The first topic that is mentioned in the presentation is what DirectX 9 has to offer. Detailed characters, complex materials, and lighting effects such as HDR lighting are some of the things that they make mention of. DirectX 9 currently makes great use of these and this is why games today look as good as they do. They go on by saying that game developers are doing a great job of bringing a false reality closer to life than ever before. But then the presentation gets to the issue at hand, DirectX 9’s overhead.
As it stands now, game developers are getting close to utilizing DX9 to its fullest potential. But eventually software developers are going to get to a point where they can do no more with DirectX 9’s feature set because of bottlenecks and constraints they are encountering in the API. The issue at hand is in the DX9 pipeline and how it functions.
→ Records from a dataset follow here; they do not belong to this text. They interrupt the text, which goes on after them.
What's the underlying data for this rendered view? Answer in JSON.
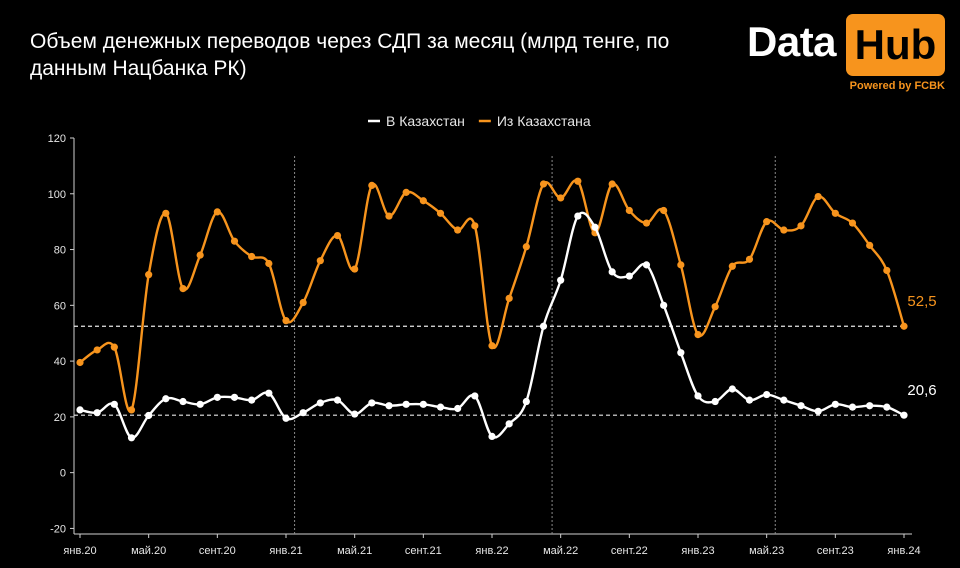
{
  "title": "Объем денежных переводов через СДП за месяц (млрд тенге, по данным Нацбанка РК)",
  "logo": {
    "data_text": "Data",
    "hub_text": "Hub",
    "powered_text": "Powered by FCBK"
  },
  "colors": {
    "background": "#000000",
    "series_in": "#ffffff",
    "series_out": "#f7941d",
    "accent": "#f7941d"
  },
  "chart_data": {
    "type": "line",
    "x_labels": [
      "янв.20",
      "май.20",
      "сент.20",
      "янв.21",
      "май.21",
      "сент.21",
      "янв.22",
      "май.22",
      "сент.22",
      "янв.23",
      "май.23",
      "сент.23",
      "янв.24"
    ],
    "x_label_indices": [
      0,
      4,
      8,
      12,
      16,
      20,
      24,
      28,
      32,
      36,
      40,
      44,
      48
    ],
    "y_ticks": [
      -20,
      0,
      20,
      40,
      60,
      80,
      100,
      120
    ],
    "ylim": [
      -22,
      120
    ],
    "vertical_dividers_after_index": [
      12.5,
      27.5,
      40.5
    ],
    "reference_lines": [
      {
        "series": "Из Казахстана",
        "value": 52.5,
        "label": "52,5"
      },
      {
        "series": "В Казахстан",
        "value": 20.6,
        "label": "20,6"
      }
    ],
    "series": [
      {
        "name": "В Казахстан",
        "color": "#ffffff",
        "values": [
          22.5,
          21.5,
          24.5,
          12.5,
          20.5,
          26.5,
          25.5,
          24.5,
          27,
          27,
          26,
          28.5,
          19.5,
          21.5,
          25,
          26,
          21,
          25,
          24,
          24.5,
          24.5,
          23.5,
          23,
          27.5,
          13,
          17.5,
          25.5,
          52.5,
          69,
          92,
          88,
          72,
          70.5,
          74.5,
          60,
          43,
          27.5,
          25.5,
          30,
          26,
          28,
          26,
          24,
          22,
          24.5,
          23.5,
          24,
          23.5,
          20.6
        ]
      },
      {
        "name": "Из Казахстана",
        "color": "#f7941d",
        "values": [
          39.5,
          44,
          45,
          22.5,
          71,
          93,
          66,
          78,
          93.5,
          83,
          77.5,
          75,
          54.5,
          61,
          76,
          85,
          73,
          103,
          92,
          100.5,
          97.5,
          93,
          87,
          88.5,
          45.5,
          62.5,
          81,
          103.5,
          98.5,
          104.5,
          86,
          103.5,
          94,
          89.5,
          94,
          74.5,
          49.5,
          59.5,
          74,
          76.5,
          90,
          87,
          88.5,
          99,
          93,
          89.5,
          81.5,
          72.5,
          52.5
        ]
      }
    ]
  }
}
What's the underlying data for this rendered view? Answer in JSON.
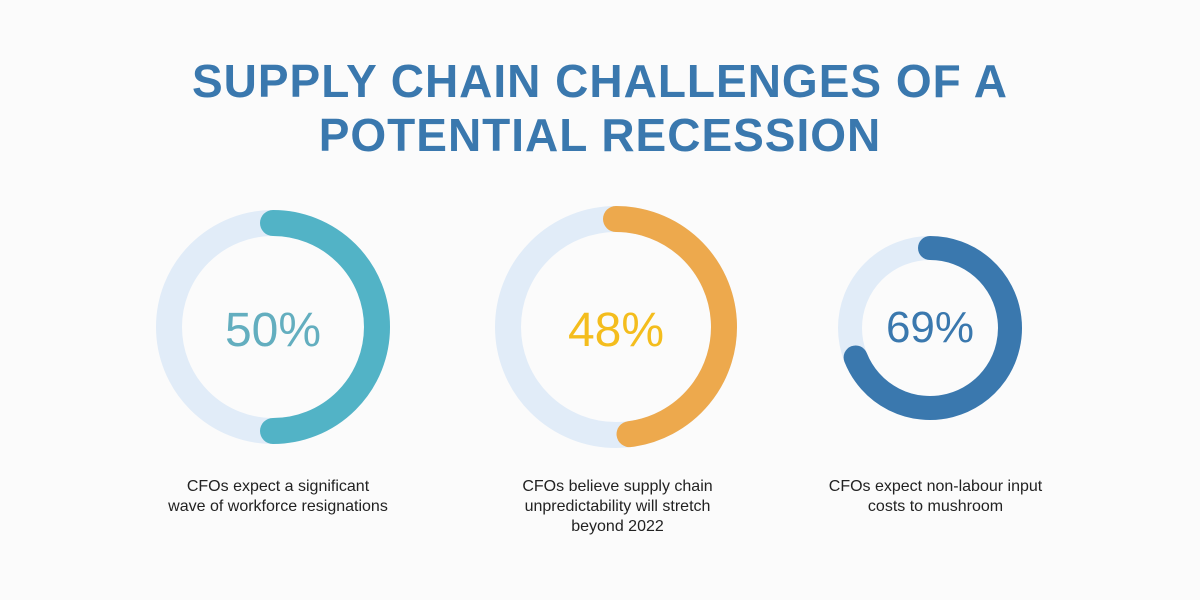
{
  "title": {
    "line1": "SUPPLY CHAIN CHALLENGES OF A",
    "line2": "POTENTIAL RECESSION"
  },
  "colors": {
    "title": "#3a78ae",
    "track": "#e1ecf8",
    "background": "#fbfbfb"
  },
  "chart_data": {
    "type": "donut",
    "title": "SUPPLY CHAIN CHALLENGES OF A POTENTIAL RECESSION",
    "stats": [
      {
        "value": 50,
        "label": "50%",
        "caption": "CFOs expect a significant wave of workforce resignations",
        "ring_color": "#52b3c6",
        "text_color": "#63aebf"
      },
      {
        "value": 48,
        "label": "48%",
        "caption": "CFOs believe supply chain unpredictability will stretch beyond 2022",
        "ring_color": "#eda94d",
        "text_color": "#f4bd1d"
      },
      {
        "value": 69,
        "label": "69%",
        "caption": "CFOs expect non-labour input costs to mushroom",
        "ring_color": "#3a78ae",
        "text_color": "#3a78ae"
      }
    ]
  }
}
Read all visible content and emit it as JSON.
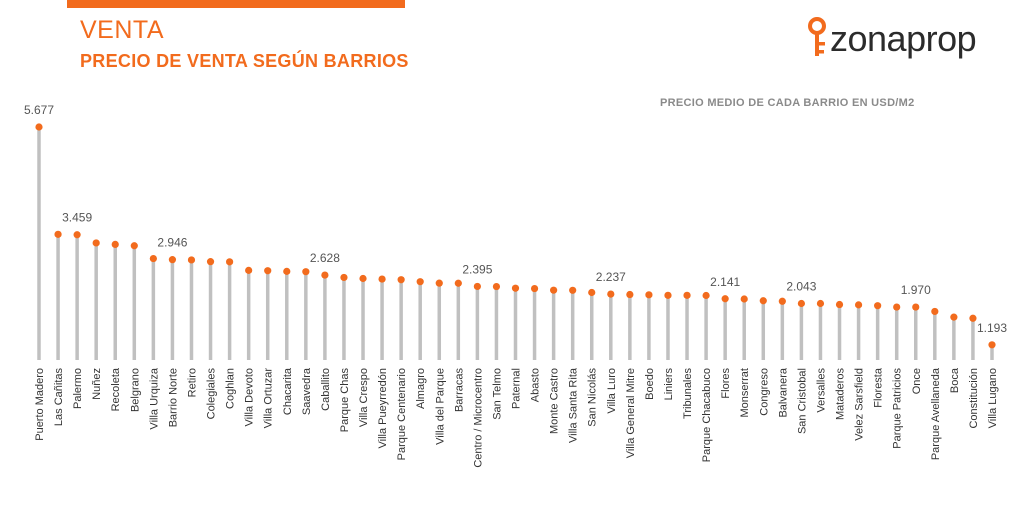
{
  "header": {
    "title": "VENTA",
    "subtitle": "PRECIO DE VENTA SEGÚN BARRIOS",
    "logo_text": "zonaprop"
  },
  "colors": {
    "accent": "#f26b1d",
    "stem": "#c0c0c0",
    "text": "#333333"
  },
  "chart_data": {
    "type": "lollipop",
    "caption": "PRECIO MEDIO DE CADA BARRIO EN USD/M2",
    "unit": "USD/m2",
    "ylim": [
      1000,
      5677
    ],
    "categories": [
      "Puerto Madero",
      "Las Cañitas",
      "Palermo",
      "Nuñez",
      "Recoleta",
      "Belgrano",
      "Villa Urquiza",
      "Barrio Norte",
      "Retiro",
      "Colegiales",
      "Coghlan",
      "Villa Devoto",
      "Villa Ortuzar",
      "Chacarita",
      "Saavedra",
      "Caballito",
      "Parque Chas",
      "Villa Crespo",
      "Villa Pueyrredón",
      "Parque Centenario",
      "Almagro",
      "Villa del Parque",
      "Barracas",
      "Centro / Microcentro",
      "San Telmo",
      "Paternal",
      "Abasto",
      "Monte Castro",
      "Villa Santa Rita",
      "San Nicolás",
      "Villa Luro",
      "Villa General Mitre",
      "Boedo",
      "Liniers",
      "Tribunales",
      "Parque Chacabuco",
      "Flores",
      "Monserrat",
      "Congreso",
      "Balvanera",
      "San Cristobal",
      "Versalles",
      "Mataderos",
      "Velez Sarsfield",
      "Floresta",
      "Parque Patricios",
      "Once",
      "Parque Avellaneda",
      "Boca",
      "Constitución",
      "Villa Lugano"
    ],
    "values": [
      5677,
      3467,
      3459,
      3290,
      3260,
      3232,
      2968,
      2946,
      2940,
      2905,
      2901,
      2725,
      2718,
      2705,
      2698,
      2628,
      2580,
      2558,
      2546,
      2533,
      2492,
      2462,
      2460,
      2395,
      2392,
      2358,
      2351,
      2317,
      2315,
      2270,
      2237,
      2228,
      2222,
      2211,
      2211,
      2208,
      2141,
      2136,
      2100,
      2089,
      2043,
      2043,
      2022,
      2015,
      1998,
      1970,
      1970,
      1880,
      1763,
      1739,
      1193
    ],
    "data_labels": [
      {
        "index": 0,
        "text": "5.677"
      },
      {
        "index": 2,
        "text": "3.459"
      },
      {
        "index": 7,
        "text": "2.946"
      },
      {
        "index": 15,
        "text": "2.628"
      },
      {
        "index": 23,
        "text": "2.395"
      },
      {
        "index": 30,
        "text": "2.237"
      },
      {
        "index": 36,
        "text": "2.141"
      },
      {
        "index": 40,
        "text": "2.043"
      },
      {
        "index": 46,
        "text": "1.970"
      },
      {
        "index": 50,
        "text": "1.193"
      }
    ]
  }
}
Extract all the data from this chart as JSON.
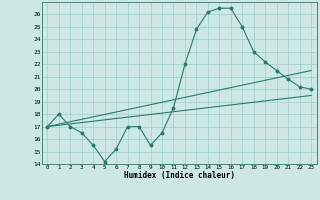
{
  "title": "",
  "xlabel": "Humidex (Indice chaleur)",
  "ylabel": "",
  "background_color": "#cde8e4",
  "grid_color": "#9ececa",
  "line_color": "#2a7a6a",
  "xlim": [
    -0.5,
    23.5
  ],
  "ylim": [
    14,
    27
  ],
  "yticks": [
    14,
    15,
    16,
    17,
    18,
    19,
    20,
    21,
    22,
    23,
    24,
    25,
    26
  ],
  "xtick_labels": [
    "0",
    "1",
    "2",
    "3",
    "4",
    "5",
    "6",
    "7",
    "8",
    "9",
    "10",
    "11",
    "12",
    "13",
    "14",
    "15",
    "16",
    "17",
    "18",
    "19",
    "20",
    "21",
    "22",
    "23"
  ],
  "xticks": [
    0,
    1,
    2,
    3,
    4,
    5,
    6,
    7,
    8,
    9,
    10,
    11,
    12,
    13,
    14,
    15,
    16,
    17,
    18,
    19,
    20,
    21,
    22,
    23
  ],
  "series1_x": [
    0,
    1,
    2,
    3,
    4,
    5,
    6,
    7,
    8,
    9,
    10,
    11,
    12,
    13,
    14,
    15,
    16,
    17,
    18,
    19,
    20,
    21,
    22,
    23
  ],
  "series1_y": [
    17.0,
    18.0,
    17.0,
    16.5,
    15.5,
    14.2,
    15.2,
    17.0,
    17.0,
    15.5,
    16.5,
    18.5,
    22.0,
    24.8,
    26.2,
    26.5,
    26.5,
    25.0,
    23.0,
    22.2,
    21.5,
    20.8,
    20.2,
    20.0
  ],
  "series2_x": [
    0,
    23
  ],
  "series2_y": [
    17.0,
    21.5
  ],
  "series3_x": [
    0,
    23
  ],
  "series3_y": [
    17.0,
    19.5
  ]
}
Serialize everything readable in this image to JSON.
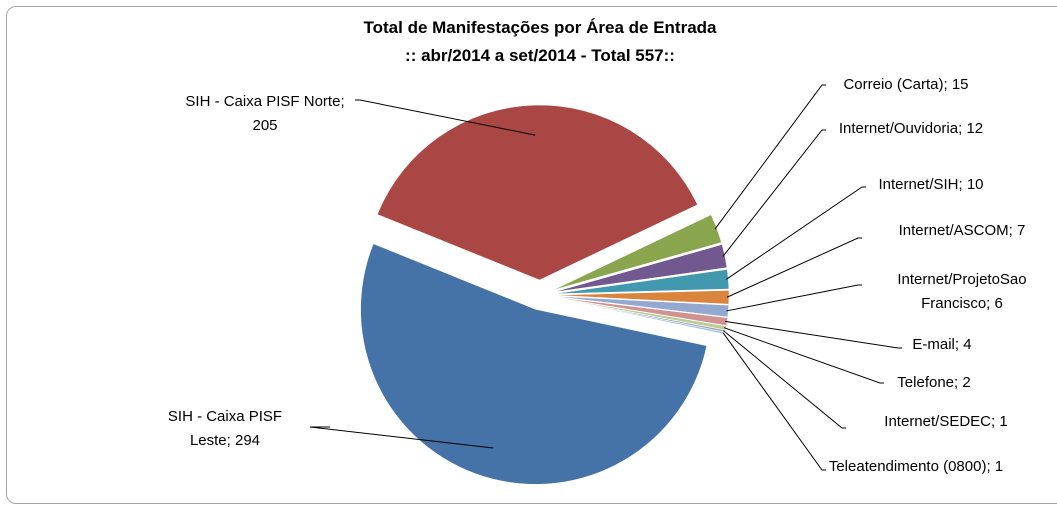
{
  "chart_data": {
    "type": "pie",
    "title": "Total de Manifestações por Área de Entrada",
    "subtitle": ":: abr/2014  a set/2014 - Total 557::",
    "categories": [
      "SIH - Caixa PISF Leste",
      "SIH - Caixa PISF Norte",
      "Correio (Carta)",
      "Internet/Ouvidoria",
      "Internet/SIH",
      "Internet/ASCOM",
      "Internet/ProjetoSao Francisco",
      "E-mail",
      "Telefone",
      "Internet/SEDEC",
      "Teleatendimento (0800)"
    ],
    "values": [
      294,
      205,
      15,
      12,
      10,
      7,
      6,
      4,
      2,
      1,
      1
    ],
    "colors": [
      "#4572a7",
      "#aa4643",
      "#89a54e",
      "#71588f",
      "#4198af",
      "#db843d",
      "#93a9cf",
      "#d19392",
      "#b9cd96",
      "#a99bbd",
      "#92c5d6"
    ]
  }
}
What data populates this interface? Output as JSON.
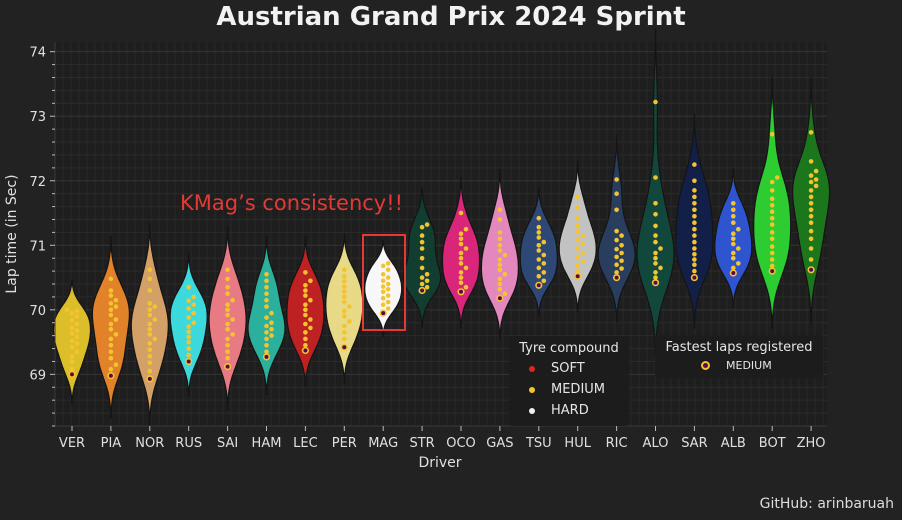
{
  "title": "Austrian Grand Prix 2024 Sprint",
  "credit": "GitHub: arinbaruah",
  "annotation": {
    "text": "KMag’s consistency!!",
    "color": "#e53935",
    "highlight_driver": "MAG"
  },
  "legend_tyre": {
    "title": "Tyre compound",
    "items": [
      {
        "label": "SOFT",
        "color": "#da291c"
      },
      {
        "label": "MEDIUM",
        "color": "#f4c430"
      },
      {
        "label": "HARD",
        "color": "#f0f0f0"
      }
    ]
  },
  "legend_fastest": {
    "title": "Fastest laps registered",
    "label": "MEDIUM"
  },
  "chart_data": {
    "type": "violin+swarm",
    "xlabel": "Driver",
    "ylabel": "Lap time (in Sec)",
    "ylim": [
      68.2,
      74.15
    ],
    "yticks": [
      69,
      70,
      71,
      72,
      73,
      74
    ],
    "grid": true,
    "drivers": [
      {
        "name": "VER",
        "color": "#e3c32b",
        "fastest": 69.0,
        "laps": [
          69.0,
          69.08,
          69.2,
          69.28,
          69.35,
          69.42,
          69.48,
          69.52,
          69.58,
          69.63,
          69.68,
          69.72,
          69.78,
          69.84,
          69.9,
          69.95,
          69.98,
          70.0
        ]
      },
      {
        "name": "PIA",
        "color": "#e8852a",
        "fastest": 68.98,
        "laps": [
          68.98,
          69.08,
          69.15,
          69.25,
          69.35,
          69.45,
          69.55,
          69.62,
          69.7,
          69.78,
          69.85,
          69.92,
          70.0,
          70.05,
          70.1,
          70.15,
          70.22,
          70.3,
          70.48
        ]
      },
      {
        "name": "NOR",
        "color": "#d9a56b",
        "fastest": 68.93,
        "laps": [
          68.93,
          69.05,
          69.18,
          69.28,
          69.38,
          69.48,
          69.55,
          69.62,
          69.7,
          69.78,
          69.85,
          69.92,
          70.0,
          70.05,
          70.1,
          70.3,
          70.48,
          70.62
        ]
      },
      {
        "name": "RUS",
        "color": "#3de0e3",
        "fastest": 69.2,
        "laps": [
          69.2,
          69.3,
          69.4,
          69.5,
          69.58,
          69.66,
          69.74,
          69.8,
          69.88,
          69.95,
          70.02,
          70.08,
          70.14,
          70.2,
          70.35
        ]
      },
      {
        "name": "SAI",
        "color": "#ee7d86",
        "fastest": 69.12,
        "laps": [
          69.12,
          69.25,
          69.35,
          69.45,
          69.55,
          69.62,
          69.7,
          69.78,
          69.85,
          69.92,
          70.0,
          70.08,
          70.15,
          70.25,
          70.35,
          70.48,
          70.62
        ]
      },
      {
        "name": "HAM",
        "color": "#2bb5a0",
        "fastest": 69.27,
        "laps": [
          69.27,
          69.35,
          69.45,
          69.55,
          69.6,
          69.65,
          69.7,
          69.75,
          69.8,
          69.88,
          69.95,
          70.05,
          70.15,
          70.25,
          70.35,
          70.45,
          70.55
        ]
      },
      {
        "name": "LEC",
        "color": "#c42222",
        "fastest": 69.37,
        "laps": [
          69.37,
          69.45,
          69.55,
          69.65,
          69.72,
          69.78,
          69.85,
          69.92,
          70.0,
          70.08,
          70.15,
          70.22,
          70.3,
          70.38,
          70.45,
          70.58
        ]
      },
      {
        "name": "PER",
        "color": "#efe08a",
        "fastest": 69.42,
        "laps": [
          69.42,
          69.55,
          69.65,
          69.75,
          69.82,
          69.9,
          69.98,
          70.05,
          70.12,
          70.2,
          70.28,
          70.36,
          70.44,
          70.52,
          70.62
        ]
      },
      {
        "name": "MAG",
        "color": "#ffffff",
        "fastest": 69.95,
        "laps": [
          69.95,
          70.02,
          70.08,
          70.12,
          70.18,
          70.22,
          70.28,
          70.32,
          70.36,
          70.4,
          70.45,
          70.5,
          70.55,
          70.62,
          70.68,
          70.72
        ]
      },
      {
        "name": "STR",
        "color": "#123f32",
        "fastest": 70.3,
        "laps": [
          70.3,
          70.35,
          70.4,
          70.45,
          70.5,
          70.55,
          70.65,
          70.8,
          70.95,
          71.05,
          71.15,
          71.28,
          71.32
        ]
      },
      {
        "name": "OCO",
        "color": "#e0267d",
        "fastest": 70.28,
        "laps": [
          70.28,
          70.35,
          70.42,
          70.5,
          70.58,
          70.65,
          70.72,
          70.8,
          70.88,
          70.95,
          71.02,
          71.1,
          71.18,
          71.25,
          71.5
        ]
      },
      {
        "name": "GAS",
        "color": "#ea8cc4",
        "fastest": 70.18,
        "laps": [
          70.18,
          70.25,
          70.32,
          70.4,
          70.48,
          70.55,
          70.62,
          70.7,
          70.78,
          70.85,
          70.92,
          71.0,
          71.1,
          71.2,
          71.4,
          71.55
        ]
      },
      {
        "name": "TSU",
        "color": "#2e4a78",
        "fastest": 70.38,
        "laps": [
          70.38,
          70.45,
          70.52,
          70.58,
          70.65,
          70.72,
          70.78,
          70.85,
          70.92,
          71.0,
          71.05,
          71.12,
          71.2,
          71.28,
          71.42
        ]
      },
      {
        "name": "HUL",
        "color": "#c8c8c8",
        "fastest": 70.52,
        "laps": [
          70.52,
          70.6,
          70.68,
          70.75,
          70.82,
          70.88,
          70.95,
          71.02,
          71.08,
          71.15,
          71.22,
          71.3,
          71.42,
          71.58,
          71.75
        ]
      },
      {
        "name": "RIC",
        "color": "#2a3e60",
        "fastest": 70.5,
        "laps": [
          70.5,
          70.58,
          70.64,
          70.7,
          70.76,
          70.82,
          70.88,
          70.94,
          71.0,
          71.08,
          71.15,
          71.22,
          71.55,
          71.8,
          72.02
        ]
      },
      {
        "name": "ALO",
        "color": "#124a3c",
        "fastest": 70.42,
        "laps": [
          70.42,
          70.5,
          70.58,
          70.65,
          70.72,
          70.8,
          70.88,
          70.95,
          71.05,
          71.15,
          71.3,
          71.48,
          71.65,
          72.05,
          73.22
        ]
      },
      {
        "name": "SAR",
        "color": "#12204a",
        "fastest": 70.5,
        "laps": [
          70.5,
          70.6,
          70.7,
          70.78,
          70.86,
          70.95,
          71.05,
          71.15,
          71.25,
          71.35,
          71.45,
          71.55,
          71.65,
          71.75,
          71.85,
          72.0,
          72.25
        ]
      },
      {
        "name": "ALB",
        "color": "#2f56d6",
        "fastest": 70.57,
        "laps": [
          70.57,
          70.65,
          70.72,
          70.8,
          70.88,
          70.95,
          71.02,
          71.1,
          71.18,
          71.25,
          71.35,
          71.45,
          71.55,
          71.65
        ]
      },
      {
        "name": "BOT",
        "color": "#2ed232",
        "fastest": 70.6,
        "laps": [
          70.6,
          70.68,
          70.78,
          70.88,
          70.98,
          71.1,
          71.2,
          71.32,
          71.42,
          71.52,
          71.62,
          71.72,
          71.85,
          71.98,
          72.05,
          72.72
        ]
      },
      {
        "name": "ZHO",
        "color": "#1c7a1c",
        "fastest": 70.62,
        "laps": [
          70.62,
          70.78,
          70.95,
          71.1,
          71.22,
          71.35,
          71.45,
          71.55,
          71.65,
          71.75,
          71.85,
          71.92,
          71.98,
          72.02,
          72.08,
          72.15,
          72.3,
          72.75
        ]
      }
    ]
  }
}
In the DirectX 9 pipeline, the app feeds the API objects. In this case, an object can be anything in the scene, an example would be a character model. (In fact, complex characters may be composed of many objects.)
In the current DX9 pipeline, the object passes from the application to the API; the API in turn will feed these objects to the driver, and then ultimately to the graphics hardware. The issue is that each time the object is passed from the API to the driver, it introduces a bit of overhead. With one scene requiring dozens of objects for the driver to handle, this can drastically affect execution time to process them. Longer execution time directly relates to lower performance, also known as the small batch problem.
While DirectX 10 can’t remove this overhead entirely, it is significantly reduced in DX10 thanks to new state objects. ATI’s slides indicate significantly less execution time will be devoted towards the API+Driver in DX10 (40% in DX9 vs 20% in DX10), which will allow developers to put more objects, materials, and other eye candy effects in their DX10 games.